PS: A GWT based solution has a ++
There is the GWT-MATH library at http://code.google.com/p/gwt-math/.
However, I warn you, it's a GWT jsni overlay of a java->javascript automated conversion of java.BigDecimal (actually the old com.ibm.math.BigDecimal).
It works, but speedy it is not. (Nor lean. It will pad on a good 70k into your project).
At my workplace, we are working on a fixed point simple decimal, but nothing worth releasing yet. :(
Use an arbitrary precision integer library such as silentmatt’s javascript-biginteger, which can store and calculate with integers of any arbitrary size.
Since you want ten decimal places, you’ll need to store the value n as n×10^10. For example, store 1 as 10000000000 (ten zeroes), 1.5 as 15000000000 (nine zeroes), etc. To display the value to the user, simply place a decimal point in front of the tenth-last character (and then cut off any trailing zeroes if you want).
Alternatively you could store a numerator and a denominator as bigintegers, which would then allow you arbitrarily precise fractional values (but beware – fractional values tend to get very big very quickly).

What's the most precise data type for floating point calculations on iPhone OS?

I always thought it's double, until I accidently hit floo+ESC and it told me there is a floorl(<#long double #>) function. So long double is the solution to all big inaccuracy problems? ;-)
Or is there even something more precise than that?
One thing to be aware of is that long double simply acts as double on the iPhone hardware. You don't get any additional precision from the larger type. It will give you more precision in the Simulator, because you're running on a Mac there, so that can confuse you.
As is noted here (and by other commenters), NSDecimal or NSDecimalNumber is the way to go for precision (up to 34 digits), and calculations performed using it are done with true decimal math, not binary floating point. This avoids many of the errors that you see with normal IEEE 754 math.
I think long double is the limit, but it really depends what you want to do. Have you actually been running into inaccuracy problems?
For even more precision look at the NSDecimalNumber class. As the other comment says - have you found any inaccuracy problems. Also more accuracy will be slower.
Adding more precision is one approach to solving the problem, but the real problem sometimes (usually?) lies in the way you are performing the computation. In that case, I proscribe a healthy dose of RTFM. Any primer on FP arithmetic will cover why certain forms of equations are disastrous and how to avoid the gaping maw of oblivion.

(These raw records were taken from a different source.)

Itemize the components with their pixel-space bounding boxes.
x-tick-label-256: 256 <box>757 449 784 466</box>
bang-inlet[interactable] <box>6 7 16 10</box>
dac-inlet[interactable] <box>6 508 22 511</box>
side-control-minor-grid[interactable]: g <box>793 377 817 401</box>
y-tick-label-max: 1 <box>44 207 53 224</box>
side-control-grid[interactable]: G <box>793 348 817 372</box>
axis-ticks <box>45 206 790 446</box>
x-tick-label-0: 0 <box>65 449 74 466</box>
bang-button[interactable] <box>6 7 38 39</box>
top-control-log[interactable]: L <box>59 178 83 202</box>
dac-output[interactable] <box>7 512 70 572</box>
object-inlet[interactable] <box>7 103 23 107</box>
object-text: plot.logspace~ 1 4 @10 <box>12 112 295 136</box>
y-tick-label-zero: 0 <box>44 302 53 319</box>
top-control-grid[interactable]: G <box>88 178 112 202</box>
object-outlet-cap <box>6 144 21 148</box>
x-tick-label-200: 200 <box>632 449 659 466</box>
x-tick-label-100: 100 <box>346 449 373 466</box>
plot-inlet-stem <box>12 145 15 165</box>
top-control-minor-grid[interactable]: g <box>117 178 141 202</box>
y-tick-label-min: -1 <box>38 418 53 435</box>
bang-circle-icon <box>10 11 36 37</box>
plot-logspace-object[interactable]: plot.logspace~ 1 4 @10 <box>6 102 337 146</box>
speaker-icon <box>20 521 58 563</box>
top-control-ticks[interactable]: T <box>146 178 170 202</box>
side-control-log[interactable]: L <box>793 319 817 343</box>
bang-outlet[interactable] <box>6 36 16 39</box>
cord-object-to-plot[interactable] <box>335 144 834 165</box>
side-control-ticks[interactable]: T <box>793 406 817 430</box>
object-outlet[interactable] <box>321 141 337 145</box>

Problem with very small numbers?

I tried to assign a very small number to a double value, like so:
double verySmall = 0.000000001;
9 fractional digits. For some reason, when I multiplicate this value by 10, I get something like 0.000000007. I slighly remember there were problems writing big numbers like this in plain text into source code. Do I have to wrap it in some function or a directive in order to feed it correctly to the compiler? Or is it fine to type in such small numbers in text?

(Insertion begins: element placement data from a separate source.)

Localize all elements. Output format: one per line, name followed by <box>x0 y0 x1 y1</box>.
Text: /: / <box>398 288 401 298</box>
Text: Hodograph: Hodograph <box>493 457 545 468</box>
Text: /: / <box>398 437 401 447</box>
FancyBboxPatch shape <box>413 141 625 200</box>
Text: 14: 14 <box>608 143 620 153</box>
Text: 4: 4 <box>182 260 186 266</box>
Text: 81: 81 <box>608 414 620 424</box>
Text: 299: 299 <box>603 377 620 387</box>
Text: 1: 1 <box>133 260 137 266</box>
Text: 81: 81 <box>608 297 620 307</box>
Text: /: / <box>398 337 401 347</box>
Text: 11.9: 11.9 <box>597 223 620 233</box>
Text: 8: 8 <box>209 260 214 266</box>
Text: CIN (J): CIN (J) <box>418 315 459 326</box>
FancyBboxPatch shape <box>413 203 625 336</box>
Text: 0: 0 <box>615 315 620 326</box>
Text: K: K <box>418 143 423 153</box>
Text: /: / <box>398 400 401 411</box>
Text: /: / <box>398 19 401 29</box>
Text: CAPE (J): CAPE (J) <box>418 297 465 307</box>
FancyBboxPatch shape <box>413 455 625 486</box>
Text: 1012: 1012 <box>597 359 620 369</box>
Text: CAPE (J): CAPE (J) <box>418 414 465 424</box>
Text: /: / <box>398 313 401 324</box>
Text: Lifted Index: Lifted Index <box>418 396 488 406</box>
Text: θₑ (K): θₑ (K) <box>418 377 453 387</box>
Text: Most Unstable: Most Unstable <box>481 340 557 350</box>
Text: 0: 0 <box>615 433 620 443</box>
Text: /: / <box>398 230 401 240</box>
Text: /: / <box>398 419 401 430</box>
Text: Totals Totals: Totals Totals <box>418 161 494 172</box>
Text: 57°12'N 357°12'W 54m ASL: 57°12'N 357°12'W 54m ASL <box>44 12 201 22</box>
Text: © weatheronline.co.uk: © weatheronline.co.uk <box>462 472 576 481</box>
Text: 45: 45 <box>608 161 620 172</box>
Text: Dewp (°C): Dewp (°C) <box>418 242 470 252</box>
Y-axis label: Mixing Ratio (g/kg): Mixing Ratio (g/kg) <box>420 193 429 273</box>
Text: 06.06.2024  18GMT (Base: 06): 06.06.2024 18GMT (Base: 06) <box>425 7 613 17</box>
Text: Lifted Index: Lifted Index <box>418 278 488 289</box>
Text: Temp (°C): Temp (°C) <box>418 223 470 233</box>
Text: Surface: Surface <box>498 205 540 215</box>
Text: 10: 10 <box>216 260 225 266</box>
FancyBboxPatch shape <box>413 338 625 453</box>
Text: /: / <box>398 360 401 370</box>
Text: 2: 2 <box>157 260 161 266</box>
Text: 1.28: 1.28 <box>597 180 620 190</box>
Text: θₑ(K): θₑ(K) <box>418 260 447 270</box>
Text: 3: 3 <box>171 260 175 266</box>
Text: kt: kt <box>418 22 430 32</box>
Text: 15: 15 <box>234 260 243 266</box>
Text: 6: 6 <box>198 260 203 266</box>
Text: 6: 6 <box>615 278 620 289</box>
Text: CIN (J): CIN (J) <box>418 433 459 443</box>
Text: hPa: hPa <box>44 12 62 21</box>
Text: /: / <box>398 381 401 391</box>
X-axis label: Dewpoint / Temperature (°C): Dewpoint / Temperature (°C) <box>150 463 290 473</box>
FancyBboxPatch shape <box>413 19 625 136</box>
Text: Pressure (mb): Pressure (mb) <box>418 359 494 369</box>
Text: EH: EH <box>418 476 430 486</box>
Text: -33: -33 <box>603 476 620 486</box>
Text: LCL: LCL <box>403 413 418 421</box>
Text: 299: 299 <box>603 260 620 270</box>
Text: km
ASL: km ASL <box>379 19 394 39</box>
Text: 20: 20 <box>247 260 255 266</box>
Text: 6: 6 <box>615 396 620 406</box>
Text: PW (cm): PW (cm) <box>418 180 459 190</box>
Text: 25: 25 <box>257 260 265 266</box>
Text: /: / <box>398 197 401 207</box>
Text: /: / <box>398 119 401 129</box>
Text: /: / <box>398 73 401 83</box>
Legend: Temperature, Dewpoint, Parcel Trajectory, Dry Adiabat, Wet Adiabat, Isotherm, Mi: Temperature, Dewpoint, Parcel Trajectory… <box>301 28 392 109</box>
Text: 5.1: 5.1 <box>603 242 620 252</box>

The problem is with floating point arithmetic not with writing literals in source code. It is not designed to be exact. The best way around is to not use the built in double - use integers only (if possible) with power of 10 coefficients, sum everything up and display the final useful figure after rounding.
Standard floating point numbers are not stored in a perfect format, they're stored in a format that's fairly compact and fairly easy to perform math on. They are imprecise at surprisingly small precision levels. But fast. More here.

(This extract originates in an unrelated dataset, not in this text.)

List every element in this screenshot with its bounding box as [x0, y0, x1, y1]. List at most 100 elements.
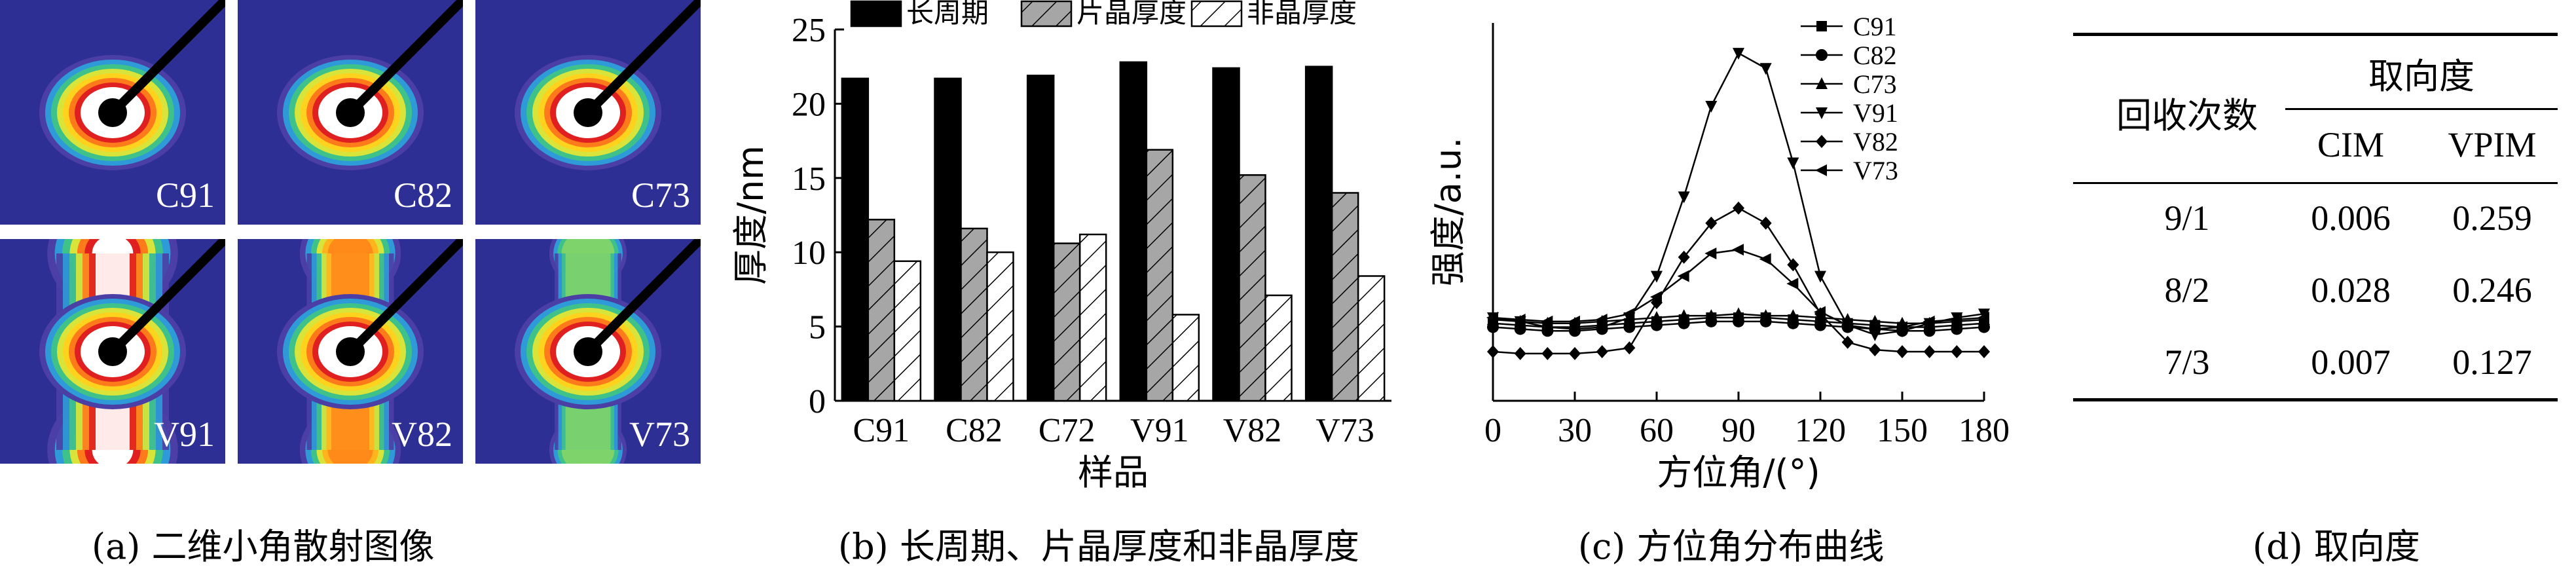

If you're dealing with very small numbers, you'll want to see if Objective-C or Cocoa provides something analagous to the java.math.BigDecimal class in Java. This is precisely for dealing with numbers where precision is more important than speed. If there isn't one, you may need to port it (the source to BigDecimal is available and fairly straightforward).
EDIT: iKenndac points out the NSDecimalNumber class, which is the analogue for java.math.BigDecimal. No port required.
As usual, you need to read stuff like this in order to learn more about how floating-point numbers work on computers. You cannot expect to be able to store any random fraction with perfect results, just as you can't expect to store any random integer. There are bits at the bottom, and their numbers are limited.